Tuesday 16 September 2014

The small matter of sub-titles

came up in the Clan Cat house last night.
The Senior Cat watches very little television - even less than I do. I watch the first part (non-sport) of the international news service and that is about it. We both watch a small documentary programme when it is not supplanted by more sport. The Senior Cat refuses to watch the news anymore. I don't blame him. Most of it is miserable sort of stuff.
But there was a short science item that he happened to stop and watch on his way through the room. I had to turn the sound up and then, as usual, "interpret" what someone with poor speech had said. Yes, the person was mumbling.
The Senior Cat is rather deaf these days. He refuses to wear hearing aids. He can hear me. He can hear most individual people. He can manage in some group situations. He tried hearing aids and they irritated him more than they helped. I can understand that. I had children at school who would sometimes pull them out. They were not being naughty. They just wanted the relief of not wearing them for a bit.
I could have turned the sub-titling on but that irritates the Senior Cat too. He knows it can't be so but he wants the text in full. Sub-titles for that are not the same as the sub-titles when something is interpreted from another language but neither is "complete". Most people speak far more quickly than other people can type in text - or read it!
We get quite a few sub-titles on our Special Broadcasting Service. It is supposed to be our multi-cultural broadcaster. It actually runs programmes in dozens of different languages. They also use sub-titles for some news items - often when interviewing someone who is speaking another language. I imagine it is faster and easier than finding someone to speak a translation.
It doesn't bother me. I am often just listening and looking at some knitting. If I know the context I can often understand enough of a European language to make sense of the item. It is not that I have the ability to speak multiple languages. I don't. It is because English sounding words appear in almost everything. Listen carefully and you will hear them.
Reading the subtitles irritates me for another reason - the translation will often be inaccurate.
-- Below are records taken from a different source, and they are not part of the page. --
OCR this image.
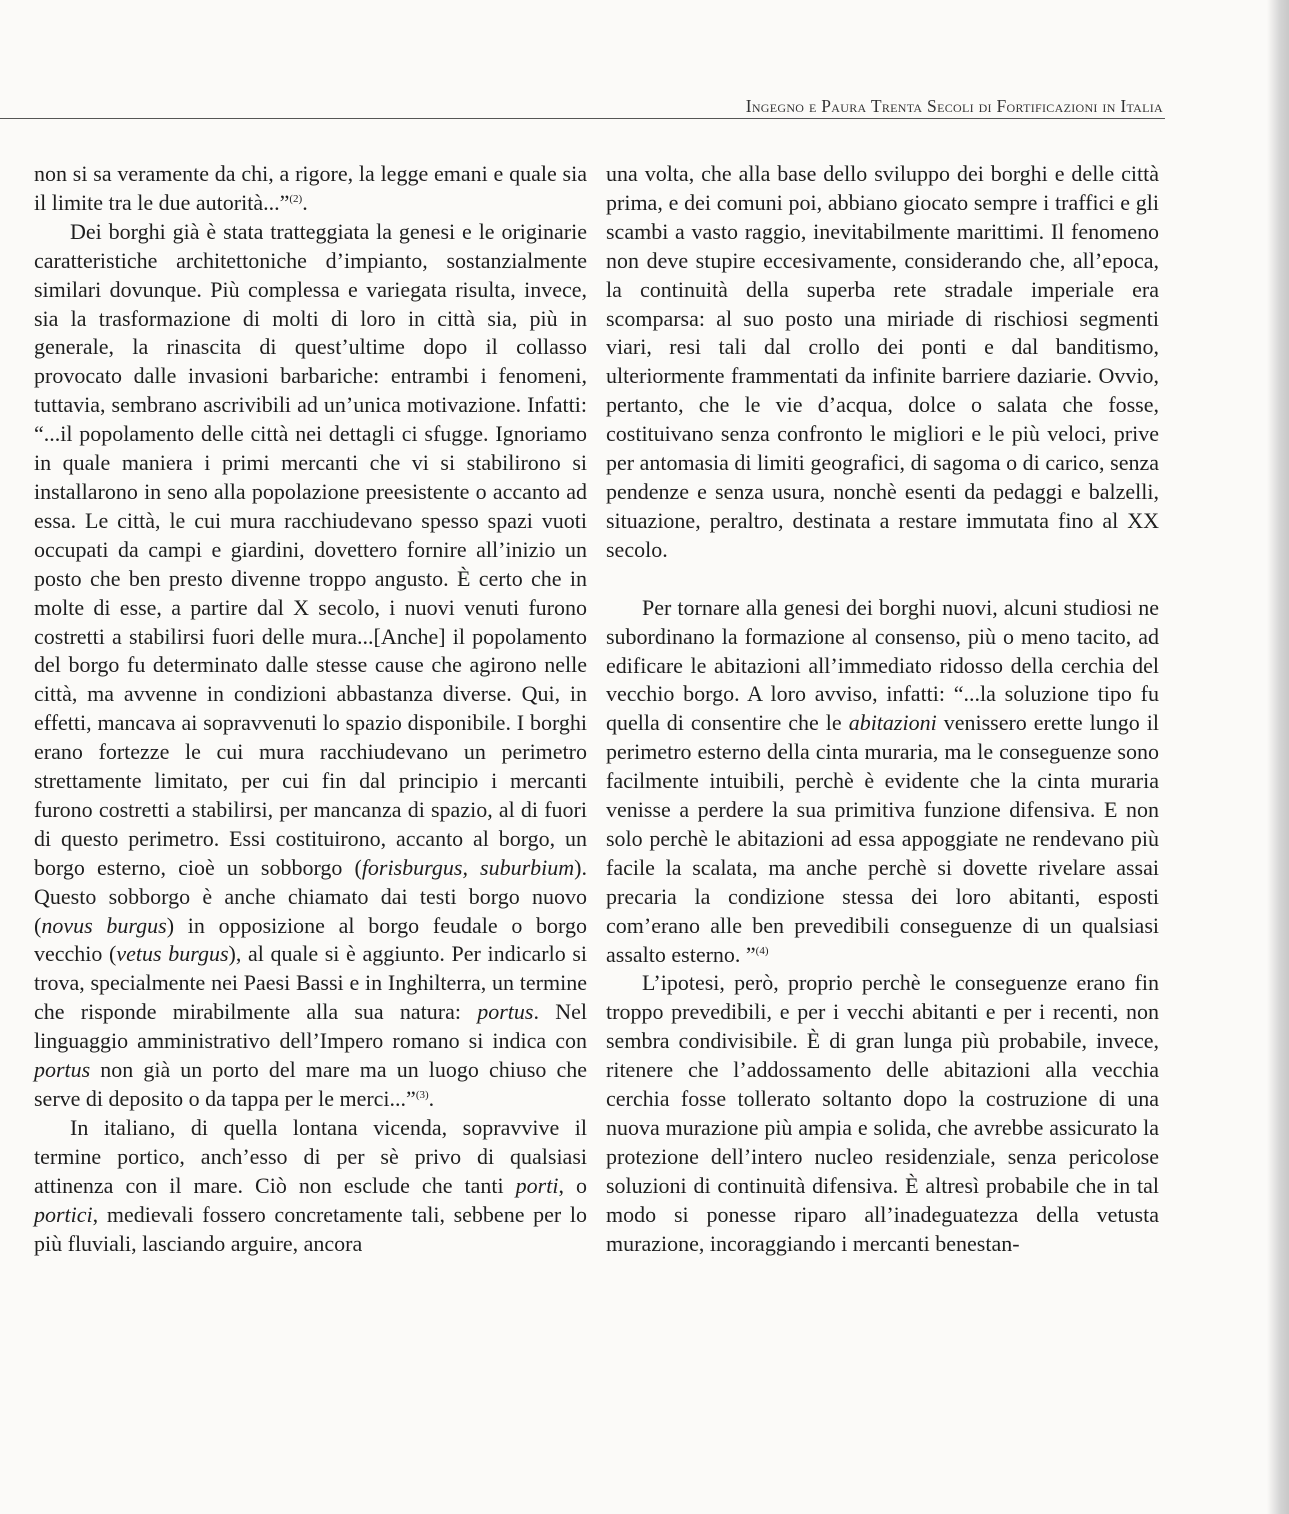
Ingegno e Paura Trenta Secoli di Fortificazioni in Italia

non si sa veramente da chi, a rigore, la legge emani e quale sia il limite tra le due autorità...”$^{(2)}$.

Dei borghi già è stata tratteggiata la genesi e le originarie caratteristiche architettoniche d’impianto, sostanzialmente similari dovunque. Più complessa e variegata risulta, invece, sia la trasformazione di molti di loro in città sia, più in generale, la rinascita di quest’ultime dopo il collasso provocato dalle invasioni barbariche: entrambi i fenomeni, tuttavia, sembrano ascrivibili ad un’unica motivazione. Infatti: “...il popolamento delle città nei dettagli ci sfugge. Ignoriamo in quale maniera i primi mercanti che vi si stabilirono si installarono in seno alla popolazione preesistente o accanto ad essa. Le città, le cui mura racchiudevano spesso spazi vuoti occupati da campi e giardini, dovettero fornire all’inizio un posto che ben presto divenne troppo angusto. È certo che in molte di esse, a partire dal X secolo, i nuovi venuti furono costretti a stabilirsi fuori delle mura...[Anche] il popolamento del borgo fu determinato dalle stesse cause che agirono nelle città, ma avvenne in condizioni abbastanza diverse. Qui, in effetti, mancava ai sopravvenuti lo spazio disponibile. I borghi erano fortezze le cui mura racchiudevano un perimetro strettamente limitato, per cui fin dal principio i mercanti furono costretti a stabilirsi, per mancanza di spazio, al di fuori di questo perimetro. Essi costituirono, accanto al borgo, un borgo esterno, cioè un sobborgo (forisburgus, suburbium). Questo sobborgo è anche chiamato dai testi borgo nuovo (novus burgus) in opposizione al borgo feudale o borgo vecchio (vetus burgus), al quale si è aggiunto. Per indicarlo si trova, specialmente nei Paesi Bassi e in Inghilterra, un termine che risponde mirabilmente alla sua natura: portus. Nel linguaggio amministrativo dell’Impero romano si indica con portus non già un porto del mare ma un luogo chiuso che serve di deposito o da tappa per le merci...”$^{(3)}$.

In italiano, di quella lontana vicenda, sopravvive il termine portico, anch’esso di per sè privo di qualsiasi attinenza con il mare. Ciò non esclude che tanti porti, o portici, medievali fossero concretamente tali, sebbene per lo più fluviali, lasciando arguire, ancora

una volta, che alla base dello sviluppo dei borghi e delle città prima, e dei comuni poi, abbiano giocato sempre i traffici e gli scambi a vasto raggio, inevitabilmente marittimi. Il fenomeno non deve stupire eccesivamente, considerando che, all’epoca, la continuità della superba rete stradale imperiale era scomparsa: al suo posto una miriade di rischiosi segmenti viari, resi tali dal crollo dei ponti e dal banditismo, ulteriormente frammentati da infinite barriere daziarie. Ovvio, pertanto, che le vie d’acqua, dolce o salata che fosse, costituivano senza confronto le migliori e le più veloci, prive per antomasia di limiti geografici, di sagoma o di carico, senza pendenze e senza usura, nonchè esenti da pedaggi e balzelli, situazione, peraltro, destinata a restare immutata fino al XX secolo.

Per tornare alla genesi dei borghi nuovi, alcuni studiosi ne subordinano la formazione al consenso, più o meno tacito, ad edificare le abitazioni all’immediato ridosso della cerchia del vecchio borgo. A loro avviso, infatti: “...la soluzione tipo fu quella di consentire che le abitazioni venissero erette lungo il perimetro esterno della cinta muraria, ma le conseguenze sono facilmente intuibili, perchè è evidente che la cinta muraria venisse a perdere la sua primitiva funzione difensiva. E non solo perchè le abitazioni ad essa appoggiate ne rendevano più facile la scalata, ma anche perchè si dovette rivelare assai precaria la condizione stessa dei loro abitanti, esposti com’erano alle ben prevedibili conseguenze di un qualsiasi assalto esterno. ”$^{(4)}$

L’ipotesi, però, proprio perchè le conseguenze erano fin troppo prevedibili, e per i vecchi abitanti e per i recenti, non sembra condivisibile. È di gran lunga più probabile, invece, ritenere che l’addossamento delle abitazioni alla vecchia cerchia fosse tollerato soltanto dopo la costruzione di una nuova murazione più ampia e solida, che avrebbe assicurato la protezione dell’intero nucleo residenziale, senza pericolose soluzioni di continuità difensiva. È altresì probabile che in tal modo si ponesse riparo all’inadeguatezza della vetusta murazione, incoraggiando i mercanti benestan-
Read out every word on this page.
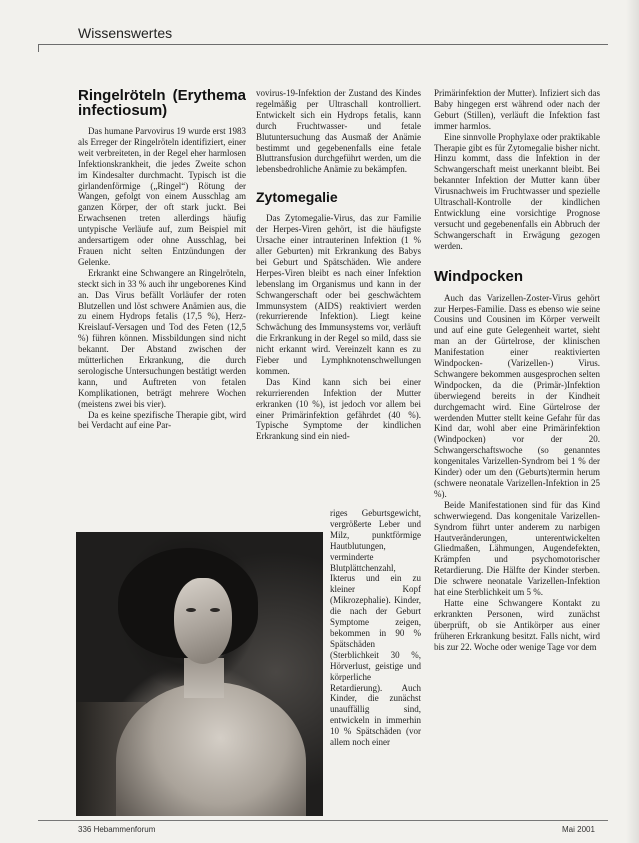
Wissenswertes
Ringelröteln (Erythema infectiosum)

Das humane Parvovirus 19 wurde erst 1983 als Erreger der Ringelröteln identifiziert, einer weit verbreiteten, in der Regel eher harmlosen Infektionskrankheit, die jedes Zweite schon im Kindesalter durchmacht. Typisch ist die girlandenförmige („Ringel“) Rötung der Wangen, gefolgt von einem Ausschlag am ganzen Körper, der oft stark juckt. Bei Erwachsenen treten allerdings häufig untypische Verläufe auf, zum Beispiel mit andersartigem oder ohne Ausschlag, bei Frauen nicht selten Entzündungen der Gelenke.

Erkrankt eine Schwangere an Ringelröteln, steckt sich in 33 % auch ihr ungeborenes Kind an. Das Virus befällt Vorläufer der roten Blutzellen und löst schwere Anämien aus, die zu einem Hydrops fetalis (17,5 %), Herz-Kreislauf-Versagen und Tod des Feten (12,5 %) führen können. Missbildungen sind nicht bekannt. Der Abstand zwischen der mütterlichen Erkrankung, die durch serologische Untersuchungen bestätigt werden kann, und Auftreten von fetalen Komplikationen, beträgt mehrere Wochen (meistens zwei bis vier).

Da es keine spezifische Therapie gibt, wird bei Verdacht auf eine Par-

vovirus-19-Infektion der Zustand des Kindes regelmäßig per Ultraschall kontrolliert. Entwickelt sich ein Hydrops fetalis, kann durch Fruchtwasser- und fetale Blutuntersuchung das Ausmaß der Anämie bestimmt und gegebenenfalls eine fetale Bluttransfusion durchgeführt werden, um die lebensbedrohliche Anämie zu bekämpfen.

Zytomegalie

Das Zytomegalie-Virus, das zur Familie der Herpes-Viren gehört, ist die häufigste Ursache einer intrauterinen Infektion (1 % aller Geburten) mit Erkrankung des Babys bei Geburt und Spätschäden. Wie andere Herpes-Viren bleibt es nach einer Infektion lebenslang im Organismus und kann in der Schwangerschaft oder bei geschwächtem Immunsystem (AIDS) reaktiviert werden (rekurrierende Infektion). Liegt keine Schwächung des Immunsystems vor, verläuft die Erkrankung in der Regel so mild, dass sie nicht erkannt wird. Vereinzelt kann es zu Fieber und Lymphknotenschwellungen kommen.

Das Kind kann sich bei einer rekurrierenden Infektion der Mutter erkranken (10 %), ist jedoch vor allem bei einer Primärinfektion gefährdet (40 %). Typische Symptome der kindlichen Erkrankung sind ein nied-

riges Geburtsgewicht, vergrößerte Leber und Milz, punktförmige Hautblutungen, verminderte Blutplättchenzahl, Ikterus und ein zu kleiner Kopf (Mikrozephalie). Kinder, die nach der Geburt Symptome zeigen, bekommen in 90 % Spätschäden (Sterblichkeit 30 %, Hörverlust, geistige und körperliche Retardierung). Auch Kinder, die zunächst unauffällig sind, entwickeln in immerhin 10 % Spätschäden (vor allem noch einer

Primärinfektion der Mutter). Infiziert sich das Baby hingegen erst während oder nach der Geburt (Stillen), verläuft die Infektion fast immer harmlos.

Eine sinnvolle Prophylaxe oder praktikable Therapie gibt es für Zytomegalie bisher nicht. Hinzu kommt, dass die Infektion in der Schwangerschaft meist unerkannt bleibt. Bei bekannter Infektion der Mutter kann über Virusnachweis im Fruchtwasser und spezielle Ultraschall-Kontrolle der kindlichen Entwicklung eine vorsichtige Prognose versucht und gegebenenfalls ein Abbruch der Schwangerschaft in Erwägung gezogen werden.

Windpocken

Auch das Varizellen-Zoster-Virus gehört zur Herpes-Familie. Dass es ebenso wie seine Cousins und Cousinen im Körper verweilt und auf eine gute Gelegenheit wartet, sieht man an der Gürtelrose, der klinischen Manifestation einer reaktivierten Windpocken- (Varizellen-) Virus. Schwangere bekommen ausgesprochen selten Windpocken, da die (Primär-)Infektion überwiegend bereits in der Kindheit durchgemacht wird. Eine Gürtelrose der werdenden Mutter stellt keine Gefahr für das Kind dar, wohl aber eine Primärinfektion (Windpocken) vor der 20. Schwangerschaftswoche (so genanntes kongenitales Varizellen-Syndrom bei 1 % der Kinder) oder um den (Geburts)termin herum (schwere neonatale Varizellen-Infektion in 25 %).

Beide Manifestationen sind für das Kind schwerwiegend. Das kongenitale Varizellen-Syndrom führt unter anderem zu narbigen Hautveränderungen, unterentwickelten Gliedmaßen, Lähmungen, Augendefekten, Krämpfen und psychomotorischer Retardierung. Die Hälfte der Kinder sterben. Die schwere neonatale Varizellen-Infektion hat eine Sterblichkeit um 5 %.

Hatte eine Schwangere Kontakt zu erkrankten Personen, wird zunächst überprüft, ob sie Antikörper aus einer früheren Erkrankung besitzt. Falls nicht, wird bis zur 22. Woche oder wenige Tage vor dem

336 Hebammenforum	Mai 2001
Yes, it is intended to give the general meaning of what someone is saying but it will give the general story rather than the words. What the speaker is saying may have a different meaning altogether.
And all this makes me wonder, over and over again, about words and meanings and what we lose in translation - and how easily we misunderstand each other.

2 comments:

Anonymous said...

Translations can be interesting! Yesterday I got a new appliance ... a hand held steam cleaner. The instructions refer several times to a hair brush. I have worked out how the thing works, except for the hair brush bit! Not game to try it on my hair anyway!

Anonymous said...

I also have doubts that the reporting is accurate. Twice, when I was at the occasion being reported, considerable errors of fact and interpretation were made. These were simple (trivial, in the greater scheme of things) mistakes but if a reporter cannot report accurately the simple things, will s/he do so with the complicated ones? Did the sub/editor alter things, including the meaning?

This is important, as newspapers (and, now, other forms of reportage) are treated as primary (and "gospel") sources.

Of course, everyone has her/is biases whether acknowledged or not... but some try to be aware of them and report neutrally.